We've heard -- or seen -- it all before: some new TV technology that is going to change our lives. This is where 4K TV, or Ultra TV sets, now lives. This new technology has four times the digital information as current HDTV and is where many TV set makers are looking to put another stake in the ground. But where?
Others like Japan's NHK are skipping the whole 4K thing and going right to 8K, which offers up 16 times the resolution of current HDTV. The real issue again is the typical Consumer Electronics Show spinout, where technology leads content.
When will 4K or 8K be a viable technology? In five years? Ten years? Take a guess. There is virtually no 4K TV content, apart from a few classic movies Sony has been upgrading such as "Taxi Driver" and "Lawrence of Arabia."
Most of the initial 4K content will come from "packaged media" -- DVDs and Blu-Ray discs in particular. One can't expect that TV networks, as well as cable, satellite and telco companies, are ready to digest another round of technology upgrades so soon after many HDTV and other digital conversions.
A bigger question is how and when TV technology companies will start working this into the brains of consumers through new TV marketing. Consumers have already been trained to upgrade their mobile phones every two to four years. That kind of timeline for replacement of TV sets would be cost-prohibitive, and companies like Sony know it.
All this might be tougher to market considering the big missteps with 3D TVs. Where was all the buzz about those better-viewing-experience TV screens at CES? You didn't hear much. This is not to say a couple of years from now they won't make a return with some better technology and software attached.

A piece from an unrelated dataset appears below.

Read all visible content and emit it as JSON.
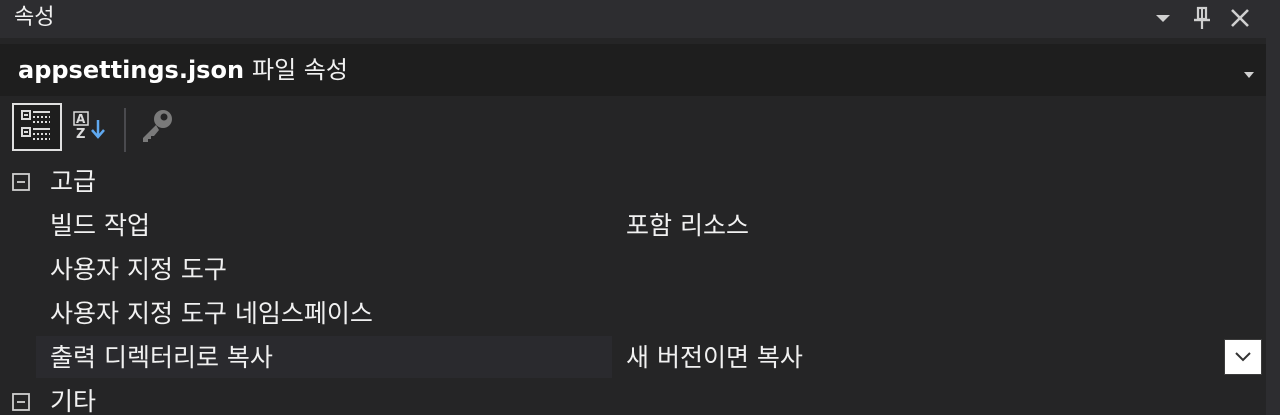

What could be the marketing line for 4K or 8K TV sets? "Newer," "better," "bigger," "easier-to-use"? All that is passé. New consumer technology like phones and gaming consoles focuses on specifics. Apple does a pretty good job of this when it comes to the next generation of iPhones.
One can always assume the "quality" of the experience -- video, audio, features -- will always be better. Tell me something else about a new consumer technology product -- and maybe even why the 70-inch screen I bought two years ago isn't enough.